Many of the horses are well turned out. Plaited tails swish the heavy air, glistening haunches jostle against each other as wee girls try to show their pony’s gait to hard-faced potential buyers. Tiny, tiny foals butt against their mothers, stumbling over the muddy ground. In amongst the children’s ponies and hackers are some exceptional beasts – strong Irish hunters with powerful shoulders that stand well above the rest. These proud horses have rings of admirers, and their handlers look disdainfully at the rabble, occasionally muttering sums under their breath to only those they deem ‘real’ buyers.

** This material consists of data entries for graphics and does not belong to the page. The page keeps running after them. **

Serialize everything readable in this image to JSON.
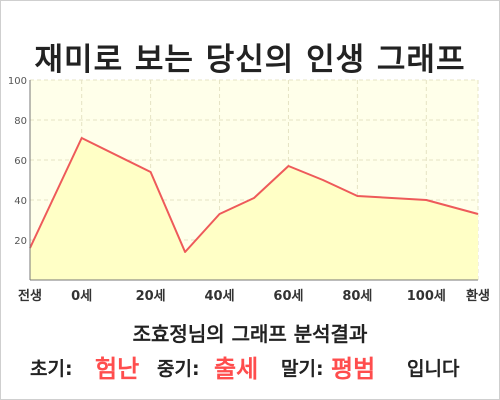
{
  "title": "재미로 보는 당신의 인생 그래프",
  "chart_data": {
    "type": "area",
    "x": [
      -15,
      0,
      20,
      30,
      40,
      50,
      60,
      70,
      80,
      100,
      115
    ],
    "y": [
      16,
      71,
      54,
      14,
      33,
      41,
      57,
      50,
      42,
      40,
      33
    ],
    "xlim": [
      -15,
      115
    ],
    "ylim": [
      0,
      100
    ],
    "yticks": [
      20,
      40,
      60,
      80,
      100
    ],
    "xtick_labels": [
      {
        "x": -15,
        "label": "전생"
      },
      {
        "x": 0,
        "label": "0세"
      },
      {
        "x": 20,
        "label": "20세"
      },
      {
        "x": 40,
        "label": "40세"
      },
      {
        "x": 60,
        "label": "60세"
      },
      {
        "x": 80,
        "label": "80세"
      },
      {
        "x": 100,
        "label": "100세"
      },
      {
        "x": 115,
        "label": "환생"
      }
    ],
    "grid": true,
    "line_color": "#ee5a5a",
    "fill_color": "#ffffc6",
    "plot_bg": "#ffffea"
  },
  "result": {
    "heading": "조효정님의 그래프 분석결과",
    "early_label": "초기:",
    "early_value": "험난",
    "mid_label": "중기:",
    "mid_value": "출세",
    "late_label": "말기:",
    "late_value": "평범",
    "suffix": "입니다"
  }
}
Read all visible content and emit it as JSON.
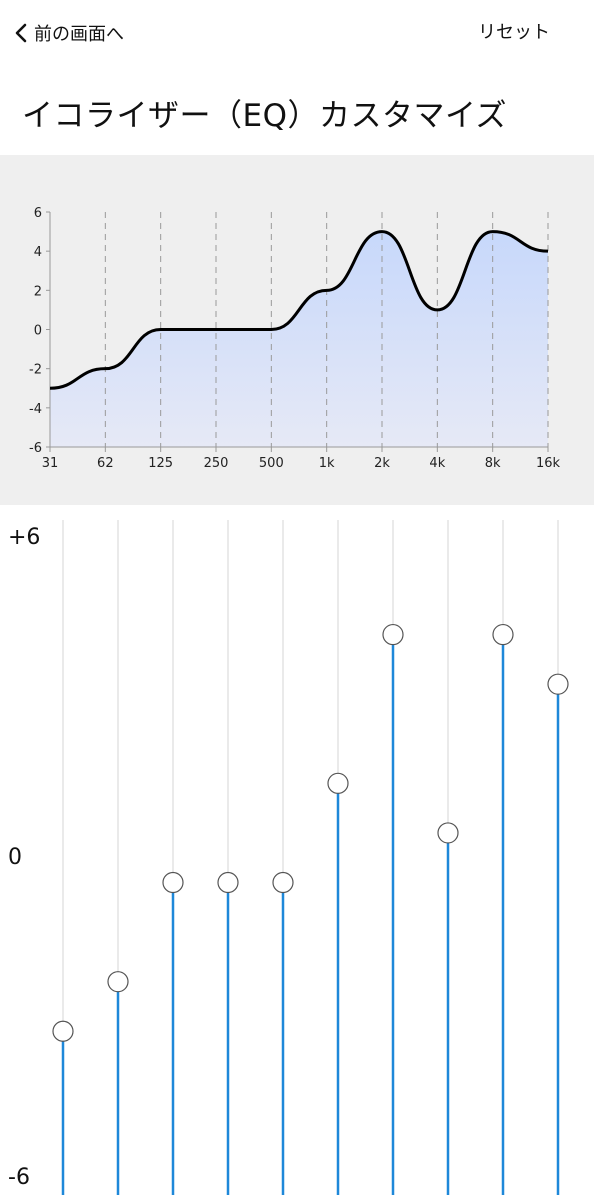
{
  "header": {
    "back_label": "前の画面へ",
    "reset_label": "リセット",
    "title": "イコライザー（EQ）カスタマイズ"
  },
  "chart_data": {
    "type": "area",
    "title": "",
    "xlabel": "",
    "ylabel": "",
    "categories": [
      "31",
      "62",
      "125",
      "250",
      "500",
      "1k",
      "2k",
      "4k",
      "8k",
      "16k"
    ],
    "values": [
      -3,
      -2,
      0,
      0,
      0,
      2,
      5,
      1,
      5,
      4
    ],
    "ylim": [
      -6,
      6
    ],
    "yticks": [
      "6",
      "4",
      "2",
      "0",
      "-2",
      "-4",
      "-6"
    ],
    "grid": "vertical-dashed",
    "line_color": "#000000",
    "fill_top_color": "#c7d8fb",
    "fill_bottom_color": "#e6e9f6"
  },
  "sliders": {
    "max_label": "+6",
    "mid_label": "0",
    "min_label": "-6",
    "range": [
      -6,
      6
    ],
    "values": [
      -3,
      -2,
      0,
      0,
      0,
      2,
      5,
      1,
      5,
      4
    ],
    "active_color": "#1e88d9",
    "track_color": "#e4e4e4"
  }
}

A grubby boy astride a piebald tears past us, his legs are stuck almost out at right angles across the creature’s broad back. He is flailing the horse with his purple crop, urging the gentle beast to plough through the sea of horseflesh and buyers. Everyone moves aside complacently, used to this common sight. The boy and horse stumble over an embankment into the area where travellers’ caravans have all been set. He pulls up outside one of the flashier vans and disappears inside, rattling the sign that advertises Madame Gray (‘true-born Gypsie’) and her expertise in the supernatural arts.
Back on green, the ground is a churned up mess of mud and dung, cigarette butts and bits of old rope. The ‘oulfellas’ are shaking their heads in the manner of all farmers, saying prices are down and it wasn’t like last year. Pat grunts in agreement "Ah, come on then," he says, and leads me into another grand pub, the Emerald, and toasts us in that black drink of the nation, "May we be alive this time next year."